Dans ces conditions, il est alloué à Mme [K], au visa de l'article L 1235-3 du code du travail, le moyen tiré de l'inconventionnalité des barèmes étant inopérant eu égard à l'appréciation souveraine du préjudice subi d'après les éléments produits, la somme de 46400 euros bruts à titre de dommages et intérêts pour licenciement sans cause réelle et sérieuse, le surplus de la demande étant rejeté.
Sur les demandes accessoires':
L'équité commande de condamner la société STMicroelectronics Alps à payer à Mme [K] une indemnité de procédure de 2000 euros.
Le surplus des prétentions au titre de l'article 700 du code de procédure civile est rejeté.
Au visa de l'article 696 du code de procédure civile, infirmant le jugement entrepris, il convient de condamner la société STMicroelectronics Alps, partie perdante, aux dépens de première instance et d'appel.
PAR CES MOTIFS';
La cour, statuant publiquement, contradictoirement, après en avoir délibéré conformément à la loi';
INFIRME le jugement entrepris en toutes ses dispositions
Statuant à nouveau,
DÉCLARE sans cause réelle et sérieuse le licenciement notifié par la société STMicroelectronics Alps à Mme [K] par lettre du 17 août 2018
CONDAMNE la société STMicroelectronics Alps à payer à Mme [K] les sommes suivantes':
- douze mille six cent cinquante-trois euros et quatre-vingt-cinq centimes (12653,85 euros) bruts à titre d'indemnité compensatrice de préavis
- mille deux cent soixante-cinq euros et trente-neuf centimes (1265,39 euros) bruts au titre des congés payés afférents
RAPPELLE que les intérêts au taux légal sur ces deux sommes courent à compter du 23 juillet 2019
- quarante-six mille quatre cents euros (46400 euros) bruts à titre de dommages et intérêts pour licenciement sans cause réelle et sérieuse
RAPPELLE que les intérêts au taux légal sur cette somme courent à compter du prononcé du présent arrêt
DÉBOUTE Mme [K] du surplus de ses prétentions au principal
CONDAMNE la société STMicroelectronics Alps à payer à Mme [K] une indemnité de procédure de 2000 euros
REJETTE le surplus des prétentions des parties au titre de l'article 700 du code de procédure civile
CONDAMNE la société STMicroelectronics Alps aux dépens de première instance et d'appel.

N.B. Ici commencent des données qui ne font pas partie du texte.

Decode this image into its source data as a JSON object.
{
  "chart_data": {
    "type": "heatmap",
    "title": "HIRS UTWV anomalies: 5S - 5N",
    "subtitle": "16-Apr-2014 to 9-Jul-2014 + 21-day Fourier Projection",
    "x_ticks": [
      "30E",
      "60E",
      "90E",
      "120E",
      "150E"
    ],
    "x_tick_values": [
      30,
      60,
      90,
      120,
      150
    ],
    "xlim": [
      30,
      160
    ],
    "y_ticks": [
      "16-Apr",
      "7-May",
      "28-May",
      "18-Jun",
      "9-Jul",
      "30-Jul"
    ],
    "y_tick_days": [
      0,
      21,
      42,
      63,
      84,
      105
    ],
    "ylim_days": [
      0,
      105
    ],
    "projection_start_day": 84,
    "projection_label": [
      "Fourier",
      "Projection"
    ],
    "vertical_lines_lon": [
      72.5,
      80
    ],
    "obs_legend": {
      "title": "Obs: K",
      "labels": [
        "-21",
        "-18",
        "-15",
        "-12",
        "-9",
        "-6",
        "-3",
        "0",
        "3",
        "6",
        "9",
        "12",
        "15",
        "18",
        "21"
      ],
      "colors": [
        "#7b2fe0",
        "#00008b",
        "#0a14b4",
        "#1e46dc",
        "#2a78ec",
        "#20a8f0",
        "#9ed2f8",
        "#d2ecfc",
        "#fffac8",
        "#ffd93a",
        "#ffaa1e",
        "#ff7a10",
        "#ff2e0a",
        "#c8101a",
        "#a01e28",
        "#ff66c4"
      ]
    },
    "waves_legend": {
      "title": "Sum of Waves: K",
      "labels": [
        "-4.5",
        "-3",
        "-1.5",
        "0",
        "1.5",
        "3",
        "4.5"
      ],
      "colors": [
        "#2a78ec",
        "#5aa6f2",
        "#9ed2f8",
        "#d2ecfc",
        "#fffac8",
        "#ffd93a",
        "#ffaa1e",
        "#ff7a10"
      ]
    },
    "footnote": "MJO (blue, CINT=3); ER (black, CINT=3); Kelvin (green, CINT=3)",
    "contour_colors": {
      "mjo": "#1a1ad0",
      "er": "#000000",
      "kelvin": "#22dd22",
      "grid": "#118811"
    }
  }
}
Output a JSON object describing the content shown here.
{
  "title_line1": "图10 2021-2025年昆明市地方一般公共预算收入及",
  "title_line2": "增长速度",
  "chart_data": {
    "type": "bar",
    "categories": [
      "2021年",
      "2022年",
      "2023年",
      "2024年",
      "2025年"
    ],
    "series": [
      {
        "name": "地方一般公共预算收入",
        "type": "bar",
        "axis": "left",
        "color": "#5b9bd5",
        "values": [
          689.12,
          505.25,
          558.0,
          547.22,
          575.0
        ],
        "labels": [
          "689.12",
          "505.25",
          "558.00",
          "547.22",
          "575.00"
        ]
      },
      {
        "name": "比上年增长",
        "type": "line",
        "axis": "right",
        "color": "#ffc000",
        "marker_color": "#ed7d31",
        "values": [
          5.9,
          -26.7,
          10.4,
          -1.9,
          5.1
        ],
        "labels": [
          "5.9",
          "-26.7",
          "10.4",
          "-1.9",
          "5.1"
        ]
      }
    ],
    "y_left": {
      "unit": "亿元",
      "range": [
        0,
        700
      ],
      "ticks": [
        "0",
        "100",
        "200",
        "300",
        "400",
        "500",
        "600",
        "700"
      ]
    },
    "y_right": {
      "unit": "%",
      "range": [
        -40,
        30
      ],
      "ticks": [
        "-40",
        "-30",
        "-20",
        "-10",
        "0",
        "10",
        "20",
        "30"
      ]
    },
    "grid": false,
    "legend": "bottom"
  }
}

Prononcé publiquement par mise à disposition de l'arrêt au greffe de la Cour, les parties ayant été préalablement avisées dans les conditions prévues au deuxième alinéa de l'article 450 du code de procédure civile.
Signé par M. Frédéric BLANC, Conseiller faisant fonction de Président de section, et par Mme Carole COLAS, Greffière à laquelle la minute de la décision a été remise par le magistrat signataire.